![Riiid.jpg](attachment:Riiid.jpg)

**In this competition, your challenge is to create algorithms for "Knowledge Tracing," the modeling of student knowledge over time. The goal is to accurately predict how students will perform on future interactions. You will pair your machine learning skills using Riiid’s EdNet data.**

# Contents
* [1. Import libraries](#1)
* [2. Train.csv](#2)
* [3. Questions.csv](#3)
* [4. Lectures.csv](#4)


<a id="1"></a>
# 1. Import libraries

In [None]:
import pandas as pd
import numpy as np 
import seaborn as sns
import matplotlib.pyplot as plt



<a id="2"></a>
# 2. Train.csv

* **row_id: (int64)** ID code for the row.
* **timestamp: (int64)** the time in milliseconds between this user interaction and the first event completion from that user.
* **user_id: (int32)** ID code for the user.
* **content_id: (int16)** ID code for the user interaction
* **content_type_id: (int8)** 0 if the event was a question being posed to the user, 1 if the event was the user watching a lecture.
* **task_container_id: (int16)** Id code for the batch of questions or lectures.

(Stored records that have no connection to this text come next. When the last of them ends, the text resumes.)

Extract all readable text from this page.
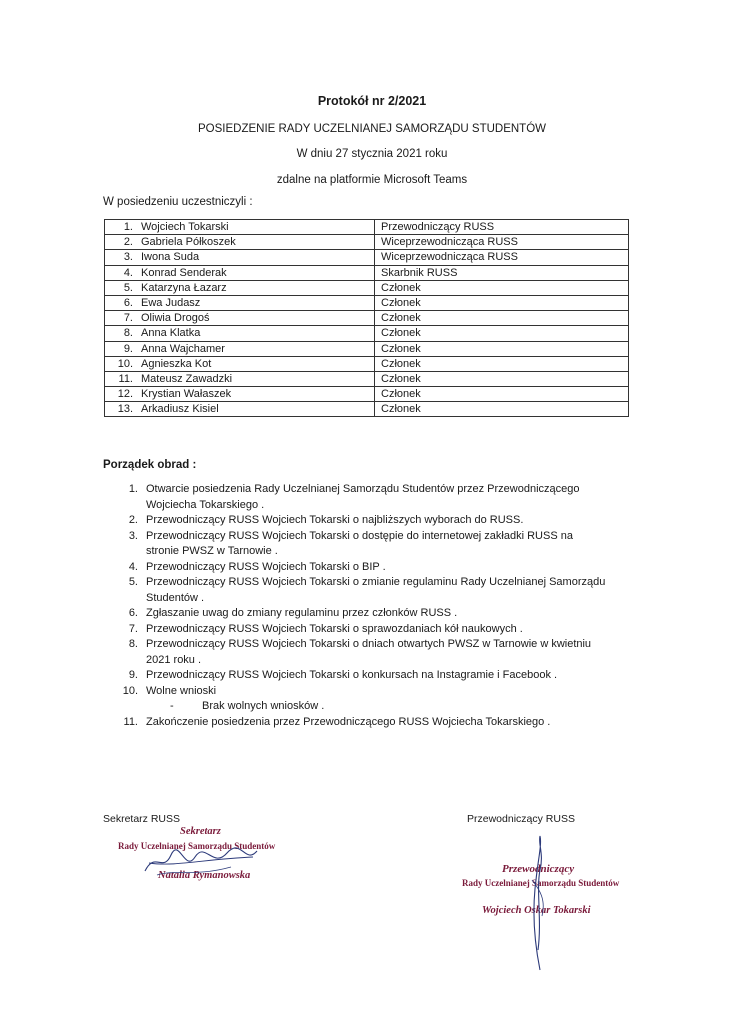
Protokół nr 2/2021
POSIEDZENIE RADY UCZELNIANEJ SAMORZĄDU STUDENTÓW
W dniu 27 stycznia 2021 roku
zdalne na platformie Microsoft Teams
W posiedzeniu uczestniczyli :
1. Wojciech Tokarski	Przewodniczący RUSS
2. Gabriela Półkoszek	Wiceprzewodnicząca RUSS
3. Iwona Suda	Wiceprzewodnicząca RUSS
4. Konrad Senderak	Skarbnik RUSS
5. Katarzyna Łazarz	Członek
6. Ewa Judasz	Członek
7. Oliwia Drogoś	Członek
8. Anna Klatka	Członek
9. Anna Wajchamer	Członek
10. Agnieszka Kot	Członek
11. Mateusz Zawadzki	Członek
12. Krystian Wałaszek	Członek
13. Arkadiusz Kisiel	Członek
Porządek obrad :
1. Otwarcie posiedzenia Rady Uczelnianej Samorządu Studentów przez Przewodniczącego
Wojciecha Tokarskiego .
2. Przewodniczący RUSS Wojciech Tokarski o najbliższych wyborach do RUSS.
3. Przewodniczący RUSS Wojciech Tokarski o dostępie do internetowej zakładki RUSS na
stronie PWSZ w Tarnowie .
4. Przewodniczący RUSS Wojciech Tokarski o BIP .
5. Przewodniczący RUSS Wojciech Tokarski o zmianie regulaminu Rady Uczelnianej Samorządu
Studentów .
6. Zgłaszanie uwag do zmiany regulaminu przez członków RUSS .
7. Przewodniczący RUSS Wojciech Tokarski o sprawozdaniach kół naukowych .
8. Przewodniczący RUSS Wojciech Tokarski o dniach otwartych PWSZ w Tarnowie w kwietniu
2021 roku .
9. Przewodniczący RUSS Wojciech Tokarski o konkursach na Instagramie i Facebook .
10. Wolne wnioski
-	Brak wolnych wniosków .
11. Zakończenie posiedzenia przez Przewodniczącego RUSS Wojciecha Tokarskiego .
Sekretarz RUSS	Przewodniczący RUSS
Sekretarz
Rady Uczelnianej Samorządu Studentów
Natalia Rymanowska
Przewodniczący
Rady Uczelnianej Samorządu Studentów
Wojciech Oskar Tokarski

For example, a user might see three questions in a row before seeing the explanations for any of them. Those three would all share a task_container_id.
* **user_answer: (int8)** the user's answer to the question, if any. Read -1 as null, for lectures.
* **answered_correctly: (int8)** if the user responded correctly. Read -1 as null, for lectures.
* **prior_question_elapsed_time: (float32)** The average time in milliseconds it took a user to answer each question in the previous question bundle, ignoring any lectures in between. Is null for a user's first question bundle or lecture. Note that the time is the average time a user took to solve each question in the previous bundle.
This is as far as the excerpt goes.